From Lloyds List Thursday 4 February 2010 by Sam Ignarski
AMONG the rules of thumb you are taught in the early months of marine insurance training used to be that the pilots of ships had, under the laws of pilotage, essentially no liability for negligence.
The ship and the master had to answer for faults or negligence in the event of loss or damage, for his role was nothing more than that of an advisor to the bridge, even if the services were compulsory.
Pilots, ex-seafarers themselves, often of great vintage, were not necessarily held in the greatest of esteem.
Take this reference to the pilot in Conrad’s impressive short story Youth: “We worked out of the Thames under canvas, with a North Sea pilot on board. His name was Jermyn, and he dodged all day long about the galley drying his handkerchief before the stove. Apparently he never slept. He was a dismal man, with a perpetual tear sparkling at the end of his nose, who either had been in trouble or was in trouble, or expected to be in trouble — could not be happy unless something went wrong.
“He mistrusted my youth, my common-sense and my seamanship, and made a point of showing it in 100 little ways. I dare say he was right. It seems to me I knew very little then and I know not much more now, but I cherish a hate for that Jermyn to this day.”
And so the tyro marine insurance man would witness the steady trickle of groundings and casualties of ships under pilotage, where the blunders and their consequences were paid for by claims submitted by the ship to the underwriters.
Pilots and their associations therefore have tended over the years not to carry errors and omissions insurance, and few, if any, have had cause to rue the day that their frugality has caused.
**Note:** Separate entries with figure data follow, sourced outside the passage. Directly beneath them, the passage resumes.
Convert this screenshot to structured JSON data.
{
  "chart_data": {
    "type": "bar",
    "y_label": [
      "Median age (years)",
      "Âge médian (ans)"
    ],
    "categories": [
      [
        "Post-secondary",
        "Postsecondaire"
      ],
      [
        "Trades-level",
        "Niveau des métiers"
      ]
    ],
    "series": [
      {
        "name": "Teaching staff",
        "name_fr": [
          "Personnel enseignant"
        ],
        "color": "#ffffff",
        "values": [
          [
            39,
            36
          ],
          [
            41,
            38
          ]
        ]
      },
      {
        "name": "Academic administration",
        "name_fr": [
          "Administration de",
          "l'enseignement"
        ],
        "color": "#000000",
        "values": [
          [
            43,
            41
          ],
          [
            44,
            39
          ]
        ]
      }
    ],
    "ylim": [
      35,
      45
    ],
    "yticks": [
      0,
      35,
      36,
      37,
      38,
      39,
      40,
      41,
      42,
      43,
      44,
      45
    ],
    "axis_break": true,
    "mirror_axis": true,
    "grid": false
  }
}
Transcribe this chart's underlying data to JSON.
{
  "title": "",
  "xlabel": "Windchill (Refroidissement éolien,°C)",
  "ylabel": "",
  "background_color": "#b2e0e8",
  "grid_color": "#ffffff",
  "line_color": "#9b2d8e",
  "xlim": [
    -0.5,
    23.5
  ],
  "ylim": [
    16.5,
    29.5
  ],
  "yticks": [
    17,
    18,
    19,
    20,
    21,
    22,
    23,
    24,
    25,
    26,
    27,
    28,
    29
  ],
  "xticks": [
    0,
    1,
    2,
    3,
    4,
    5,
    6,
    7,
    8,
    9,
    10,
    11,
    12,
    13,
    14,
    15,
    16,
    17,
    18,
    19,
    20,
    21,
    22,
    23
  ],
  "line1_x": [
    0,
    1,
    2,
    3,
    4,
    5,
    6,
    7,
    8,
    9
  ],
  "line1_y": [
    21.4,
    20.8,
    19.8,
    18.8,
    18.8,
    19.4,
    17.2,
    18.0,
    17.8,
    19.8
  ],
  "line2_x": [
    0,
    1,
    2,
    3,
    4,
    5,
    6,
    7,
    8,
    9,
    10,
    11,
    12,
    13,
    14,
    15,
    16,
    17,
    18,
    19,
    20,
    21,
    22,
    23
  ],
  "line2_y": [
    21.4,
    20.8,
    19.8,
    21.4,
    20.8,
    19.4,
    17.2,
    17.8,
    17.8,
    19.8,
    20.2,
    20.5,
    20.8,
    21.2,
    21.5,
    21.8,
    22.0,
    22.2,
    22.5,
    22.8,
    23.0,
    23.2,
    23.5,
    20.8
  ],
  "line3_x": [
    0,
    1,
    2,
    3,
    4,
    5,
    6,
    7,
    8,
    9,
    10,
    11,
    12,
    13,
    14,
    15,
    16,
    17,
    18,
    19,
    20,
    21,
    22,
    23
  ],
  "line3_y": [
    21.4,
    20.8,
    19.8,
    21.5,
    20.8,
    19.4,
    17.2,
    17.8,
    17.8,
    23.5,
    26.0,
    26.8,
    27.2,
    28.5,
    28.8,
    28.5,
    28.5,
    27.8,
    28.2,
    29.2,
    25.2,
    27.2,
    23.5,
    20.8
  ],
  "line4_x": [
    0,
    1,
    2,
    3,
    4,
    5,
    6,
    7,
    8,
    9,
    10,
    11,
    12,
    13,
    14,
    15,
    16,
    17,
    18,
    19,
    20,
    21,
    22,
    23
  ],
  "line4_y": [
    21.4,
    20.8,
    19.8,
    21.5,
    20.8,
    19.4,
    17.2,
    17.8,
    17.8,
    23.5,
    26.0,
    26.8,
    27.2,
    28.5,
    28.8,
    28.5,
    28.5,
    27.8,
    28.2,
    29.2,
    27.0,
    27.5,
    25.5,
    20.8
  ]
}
Trouble has come instead from the modern tendency to apply criminal sanctions against pilots.
The latest manifestation of this tendency comes from the Hong Kong Special Administrative Region.
Readers may recall how on March 22, 2008, the offshore supply ship Neftegaz-67 collided with the panamax bulk carrier Yang Hai near Hong Kong, resulting in the death of 18 Ukrainian crew members on the supply ship following its capsizing.
This was the worst maritime accident locally since the capsize of the Macau ferry Fat Shan , which capsized during Typhoon Rose in August 1971.
The two masters and two pilots involved have all been jailed following a 90-day trial in a Hong Kong district court before Judge Susan D’Almada Remedios.
Yuriy Kulemesin, the Ukrainian master of the supply ship, received a sentence of three years and two months for breaking collision regulation rules five, eight and nine — failure to keep a proper lookout, failure to avoid a collision and failure to navigate properly in a narrow channel.
Tang Dock-wah, the senior pilot on board the bulk carrier was sentenced to three years imprisonment. Yao Hai master Lin Bo and the ship’s junior pilot, Bruce Chun, were both sent down for 30 months, all three for breaking collision regulations five and eight.
By all accounts this was a horrible casualty, duly marked by the judge who imposed a deterrent sentence for serious errors of navigation to mark the loss of 18 lives. It is not surprising that the court gallery was packed with the families of the pilots, for the previous imperviousness of pilots to paying the legal consequences of professional negligence has gone the way of the seafarers in Hong Kong also.
Word in the small world of marine should go out that, as in San Francisco, so also in Hong Kong and, we can imagine, any mature maritime jurisdiction centre in today’s environment, the untouchable status of pilots is no more.
What should today’s pilots — and indeed seafarers in general — do to cover themselves against the day when they are involved in a serious lapse of judgement or skill. Professional negligence insurance does not often encompass the paying of legal fees for defendants in criminal courts.
P&I insurance has visibly struggled with the legal costs and expenses that arise whenever a master or deck officer is in the dock under a criminal indictment. Yet it must be said that the hazard of criminalisation is a very real part of the spectrum of risks facing pilots and seafarers.
For these individuals, the trauma of an operational failure, which in the modern world is often painfully visible and career-threatening in any event, is followed by arrest and submission to the mercies of the criminal law system of the country concerned.
Some have a very rough time of it indeed, stranded far from home, broke and stuck in jail, with or without the help of consular assistance or the full attention of the owners and clubs concerned.
Errors of judgement or even blunders pepper the lives of many if not all of us. By definition, these acts or omissions lack mens rea, that is to say a guilty mind which formed an intention to do the thing complained of. The traditional plea of anyone in the aftermath of such errors or blunders is invariably: “I did not mean to”. It is usually in retrospect that the charge of careless or reckless conduct is made, which is a kind of trade description of the error in the first place.
Is it really beyond the ken of marine insurance to lay on within the spectrum of covers some kind of contingency for fees for the criminalised seafarer? Legal costs insurers do it all the time, which was of some help to the pilot on board the Cosco Busan , though it did not help the unfortunate man’s progress to jail.
Of one thing we can be sure. The modern need for an individual culprit in many societies is not going to go away very soon and the criminal law can be a rather wayward and blunt instrument in itself.
So certain is the progress of the criminalisation of seafarers in our times that a perfectly good case can be made for it as a marine peril.